I borrowed this from a friend with the understanding that it is a quiet story about two old widowed people falling in love, which admittedly doesn’t sound terribly interesting. However, my friend spoke enthusiastically of the book’s British sensibility and understated eloquence, so I gave it a chance. To my surprise, within just a few pages I was seized with concern for what would happen to the Major’s family heirlooms: a pair of highly collectible Churchill hunting guns, one of which has been confiscated by the Major’s materialistic sister-in-law. Since I don’t care for hunting guns generally, my concern should be seen as a testament to Simonson’s writing skills.
This is a quiet book, at first, and its tone, combined with very strong, very realistic characters, reminds me of Ann Tyler’s Digging to America. Like Tyler, Simonson focuses on the nuances of family dynamics and what happens when someone from another culture enters the fray. (Digging dealt with American-Iranian cultural misunderstandings; Major Pettigrew is centered on British-Pakistani relationships.)
The sixty-eight-year-old Major was raised in Lahore when it was under British colonial rule; he now lives in an English coastal village that, while relatively sleepy, nonetheless has lots of small-town politics going on, mostly centered around upper-crust fussiness such as proper manners at the local hunting club. His growing interest in the Pakistani shopkeeper, Mrs. Ali, naturally causes some consternation.
The descriptions of these two people spending time together are delightful. Who knew that old people quietly falling in love could make for enjoyable reading? They stroll through town, there is much drinking of tea, and they discuss their love for Kipling in great detail. I have to say, their conversations about Kipling are written so well that I suddenly felt I needed to go seek out something of his to read—perhaps Puck of Pook’s Hill, which I had never heard of before but which, according to Major Pettigrew, “expresses something important about the foundations of the land.”

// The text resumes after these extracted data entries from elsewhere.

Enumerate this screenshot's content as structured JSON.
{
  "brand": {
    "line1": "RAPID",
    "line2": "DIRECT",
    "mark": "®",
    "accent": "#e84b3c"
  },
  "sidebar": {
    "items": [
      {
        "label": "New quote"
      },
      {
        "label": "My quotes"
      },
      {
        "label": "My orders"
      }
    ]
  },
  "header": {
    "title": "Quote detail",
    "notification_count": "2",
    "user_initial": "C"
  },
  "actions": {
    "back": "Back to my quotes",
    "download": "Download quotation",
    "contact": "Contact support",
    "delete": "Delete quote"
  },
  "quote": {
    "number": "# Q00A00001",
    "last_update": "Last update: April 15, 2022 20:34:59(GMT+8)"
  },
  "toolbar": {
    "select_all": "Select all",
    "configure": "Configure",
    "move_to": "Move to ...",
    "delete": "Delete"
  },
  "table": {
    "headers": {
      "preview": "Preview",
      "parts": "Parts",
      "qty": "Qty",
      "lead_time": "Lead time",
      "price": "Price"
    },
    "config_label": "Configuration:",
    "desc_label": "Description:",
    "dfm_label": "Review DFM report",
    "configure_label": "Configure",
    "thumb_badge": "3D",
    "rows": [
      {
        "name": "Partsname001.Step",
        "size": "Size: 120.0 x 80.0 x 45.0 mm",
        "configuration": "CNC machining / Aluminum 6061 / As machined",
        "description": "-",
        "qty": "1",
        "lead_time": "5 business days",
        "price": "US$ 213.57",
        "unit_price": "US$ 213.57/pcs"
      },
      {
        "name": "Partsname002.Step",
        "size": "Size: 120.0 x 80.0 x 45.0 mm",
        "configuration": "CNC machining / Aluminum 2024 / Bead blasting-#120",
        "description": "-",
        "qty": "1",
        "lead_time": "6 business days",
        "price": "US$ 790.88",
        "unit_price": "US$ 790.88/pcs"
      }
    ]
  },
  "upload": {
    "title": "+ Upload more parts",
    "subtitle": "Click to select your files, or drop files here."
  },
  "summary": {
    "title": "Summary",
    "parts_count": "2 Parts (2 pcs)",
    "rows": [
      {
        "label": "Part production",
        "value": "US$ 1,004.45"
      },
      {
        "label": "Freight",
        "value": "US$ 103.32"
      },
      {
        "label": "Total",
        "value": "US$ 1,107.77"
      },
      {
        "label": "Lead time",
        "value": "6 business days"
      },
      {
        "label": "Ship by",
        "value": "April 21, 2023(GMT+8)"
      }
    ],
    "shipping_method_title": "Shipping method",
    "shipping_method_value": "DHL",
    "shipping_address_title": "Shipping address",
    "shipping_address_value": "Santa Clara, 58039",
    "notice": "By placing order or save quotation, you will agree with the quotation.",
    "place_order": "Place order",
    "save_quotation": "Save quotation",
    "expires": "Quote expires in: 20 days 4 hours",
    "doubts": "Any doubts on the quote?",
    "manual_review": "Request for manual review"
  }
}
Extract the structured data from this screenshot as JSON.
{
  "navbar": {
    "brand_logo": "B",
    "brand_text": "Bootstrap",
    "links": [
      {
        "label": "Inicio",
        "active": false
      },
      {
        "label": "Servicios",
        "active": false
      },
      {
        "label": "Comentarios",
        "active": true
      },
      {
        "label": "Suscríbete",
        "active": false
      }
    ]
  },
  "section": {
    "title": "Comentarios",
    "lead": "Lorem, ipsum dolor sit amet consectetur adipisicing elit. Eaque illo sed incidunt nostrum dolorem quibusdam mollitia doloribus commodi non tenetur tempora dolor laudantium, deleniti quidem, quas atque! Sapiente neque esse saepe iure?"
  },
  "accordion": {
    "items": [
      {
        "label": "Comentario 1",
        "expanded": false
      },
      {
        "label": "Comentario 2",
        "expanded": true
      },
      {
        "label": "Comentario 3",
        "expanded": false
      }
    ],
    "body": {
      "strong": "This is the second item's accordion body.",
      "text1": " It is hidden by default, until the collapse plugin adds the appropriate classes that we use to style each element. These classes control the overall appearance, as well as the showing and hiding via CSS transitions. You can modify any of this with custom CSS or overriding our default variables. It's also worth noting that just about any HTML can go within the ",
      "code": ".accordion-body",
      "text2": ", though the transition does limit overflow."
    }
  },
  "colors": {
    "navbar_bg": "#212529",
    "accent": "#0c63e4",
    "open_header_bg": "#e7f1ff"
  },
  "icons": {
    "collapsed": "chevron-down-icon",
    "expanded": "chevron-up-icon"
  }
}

The Major bemoans modern society’s loss of tradition and good sense in a very engaging way. His retorts to his annoying family members are clever and sarcastic. And what’s not to love about a book that constantly references “the atrocities of Partition”? Unfortunately, the end becomes melodramatic—almost absurdly so. There is a suicide attempt at the coastal bluffs, a shooting incident during the suicide rescue effort, and even an attempted murder via knitting needle!
The Major poured them each a second cup of tea and wished there were some way to stop the late afternoon light from traveling any further across the living room. Any moment now and the golden bars would reach the bookcases on the far wall and reflect back at Mrs. Ali the lateness of the hour. He feared she might be prompted to stop reading.
She had a low, clear reading voice and she read with obvious appreciation of the text. He had almost forgotten to enjoy listening. During the dusty years of teaching at St. Mark’s preparatory school, his ears had become numb, rubbed down to nonvibrating nubs by the monotone voices of uncomprehending boys. To them, “Et tu Brute” carried the same emotional weight as a bus conductor’s “Tickets, please.” No matter that many possessed very fine, plumy accents; they strove with equal determination to garble the most precious of texts. Sometimes, he was forced to beg them to desist, and this they saw as victory over his stuffiness. He had chosen to retire the same year that the school allowed movies to be listed in the bibliographies of literary essays.
Mrs. Ali had marked many pages with tiny slips of orange paper and, after some prompting from him, she had agreed to read from the fragments that interested her. He thought that Kipling had never sounded so good.